Je vois que ma meilleure amie, est aussi venue pour m'amener mon sac. Celui-ci posé près de l'entrée.

« Au poste, appelles moi dès que tu es réveillée. Je t'aime »

Je décollais le post-it, et le jetais à la poubelle. Je paralysais assez sa vie comme ça, pour qu'il accourt au moindre de mes mouvements. Dans la cuisine, je reste debout à regarder la forêt. Sans réelle envie, je sortais, après m'être chaussée, et marchais jusqu'à elle, pour disparaître entre les arbres. La pluie vint faire une soudaine apparition, abondante et froide, je persiste tout de même à avancer dans le noir, sans savoir où je vais. J'avais juste besoin de marcher, et l'air froid, ne m'agressais pas, mais me faisais du bien. Plus j'avance, plus je pleure. Cette forêt est aussi sombre que mon cœur, et la pluie vient se confondre avec mes larmes. Je marchais, sans m'arrêter, je ne sais plus depuis combien de temps. Je débouche sur la route, et vois qu'inconsciemment, je suis arrivée jusqu'à lui.
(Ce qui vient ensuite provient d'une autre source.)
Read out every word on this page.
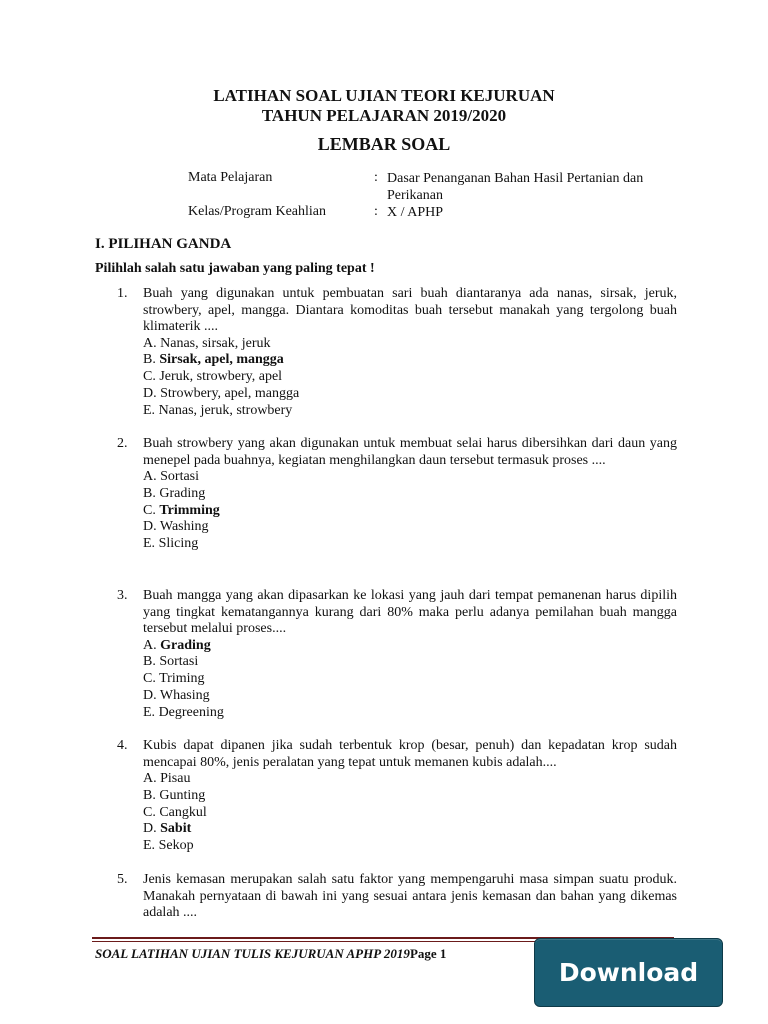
LATIHAN SOAL UJIAN TEORI KEJURUAN
TAHUN PELAJARAN 2019/2020
LEMBAR SOAL
Mata Pelajaran	: Dasar Penanganan Bahan Hasil Pertanian dan Perikanan
Kelas/Program Keahlian	: X / APHP
I. PILIHAN GANDA
Pilihlah salah satu jawaban yang paling tepat !
1. Buah yang digunakan untuk pembuatan sari buah diantaranya ada nanas, sirsak, jeruk, strowbery, apel, mangga. Diantara komoditas buah tersebut manakah yang tergolong buah klimaterik ....
A. Nanas, sirsak, jeruk
B. Sirsak, apel, mangga
C. Jeruk, strowbery, apel
D. Strowbery, apel, mangga
E. Nanas, jeruk, strowbery
2. Buah strowbery yang akan digunakan untuk membuat selai harus dibersihkan dari daun yang menepel pada buahnya, kegiatan menghilangkan daun tersebut termasuk proses ....
A. Sortasi
B. Grading
C. Trimming
D. Washing
E. Slicing
3. Buah mangga yang akan dipasarkan ke lokasi yang jauh dari tempat pemanenan harus dipilih yang tingkat kematangannya kurang dari 80% maka perlu adanya pemilahan buah mangga tersebut melalui proses....
A. Grading
B. Sortasi
C. Triming
D. Whasing
E. Degreening
4. Kubis dapat dipanen jika sudah terbentuk krop (besar, penuh) dan kepadatan krop sudah mencapai 80%, jenis peralatan yang tepat untuk memanen kubis adalah....
A. Pisau
B. Gunting
C. Cangkul
D. Sabit
E. Sekop
5. Jenis kemasan merupakan salah satu faktor yang mempengaruhi masa simpan suatu produk. Manakah pernyataan di bawah ini yang sesuai antara jenis kemasan dan bahan yang dikemas adalah ....
SOAL LATIHAN UJIAN TULIS KEJURUAN APHP 2019Page 1
Download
D'abord surprise d'avoir autant marché, je me décide à traverser le bitume, pour monter les quelques marches qui mènent au pavillon. Avant que je n'ai pu frapper à la porte, celle ci s'ouvrit et je découvrais Edward, étonné de me voir ici. Rapidement, il éteignit sa cigarette contre le mur en brique, et me porte, pour me faire entrer. Dans ses bras, je suis comme chez moi, et mes sanglots se taisent peu à peu. Il nous ramena jusqu'au premier étage de la maison, avant d'entrer dans la chambre du fond, que je devinais être la sienne. Edward referma la porte du pied, et rejoignit la salle de bains, pour me déposer sur une commode en marbre.

Sans attendre, il retira mon pull, le jetant à terre, et en fit de même avec mon débardeur, lui aussi trempé. Devant la différence de température, je tremble de froid. Edward me déshabille rapidement, me soulevant pour enlever mon short, et mes chaussures, en même temps. Je rougis, en m'apercevant que j'étais à moitié nue. Je soupirais d'aise, quand il m'enroula dans une serviette chaude.
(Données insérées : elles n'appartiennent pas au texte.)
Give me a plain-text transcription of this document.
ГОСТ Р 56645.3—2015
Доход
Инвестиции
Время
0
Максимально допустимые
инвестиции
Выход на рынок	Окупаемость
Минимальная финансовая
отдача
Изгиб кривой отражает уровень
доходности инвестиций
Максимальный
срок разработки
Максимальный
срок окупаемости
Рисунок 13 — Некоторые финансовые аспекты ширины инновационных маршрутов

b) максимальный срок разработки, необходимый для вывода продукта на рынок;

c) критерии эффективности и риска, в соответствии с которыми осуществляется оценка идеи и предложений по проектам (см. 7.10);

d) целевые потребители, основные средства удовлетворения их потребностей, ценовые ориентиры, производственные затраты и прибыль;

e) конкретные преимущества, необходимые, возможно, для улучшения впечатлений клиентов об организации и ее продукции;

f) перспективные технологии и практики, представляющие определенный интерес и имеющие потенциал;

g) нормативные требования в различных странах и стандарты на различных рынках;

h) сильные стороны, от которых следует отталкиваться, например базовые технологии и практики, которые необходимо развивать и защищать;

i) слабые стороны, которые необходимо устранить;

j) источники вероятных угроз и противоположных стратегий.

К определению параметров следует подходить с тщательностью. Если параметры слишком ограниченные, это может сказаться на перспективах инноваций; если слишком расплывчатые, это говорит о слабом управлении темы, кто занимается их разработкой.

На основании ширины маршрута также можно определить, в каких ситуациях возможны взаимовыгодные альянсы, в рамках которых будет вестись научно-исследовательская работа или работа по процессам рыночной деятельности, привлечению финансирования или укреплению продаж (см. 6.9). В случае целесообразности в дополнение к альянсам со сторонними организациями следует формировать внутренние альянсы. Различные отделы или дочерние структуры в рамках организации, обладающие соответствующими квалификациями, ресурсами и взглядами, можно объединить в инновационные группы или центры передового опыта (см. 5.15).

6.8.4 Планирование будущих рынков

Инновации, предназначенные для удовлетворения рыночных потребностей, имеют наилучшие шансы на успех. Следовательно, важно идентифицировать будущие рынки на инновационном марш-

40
« Je reviens dans une minute ma puce »

Il embrassa mon front, et quitte la pièce avec mes vêtements. Mon téléphone déposé près de moi, vibra, et m'annonça que Tom m'appellait, pour me demander où je suis. J'étais pourtant dans le périmètre. La voix tremblante, je lui répondis que j'étais chez Alice Cullen. Sur son écran de contrôle, je sais qu'il me voit chez les Cullen, alors je ne pouvais pas mentir. Edward m'avait dit que sa petite sœur Alice, qui a le même âge que moi, est revenue d'un internat en Italie, après deux ans, à étudier le stylisme dans une école privée. J'aurais le temps de trouver une excuse, quand Charlie me demandera, quand j'en ai pu faire la connaissance.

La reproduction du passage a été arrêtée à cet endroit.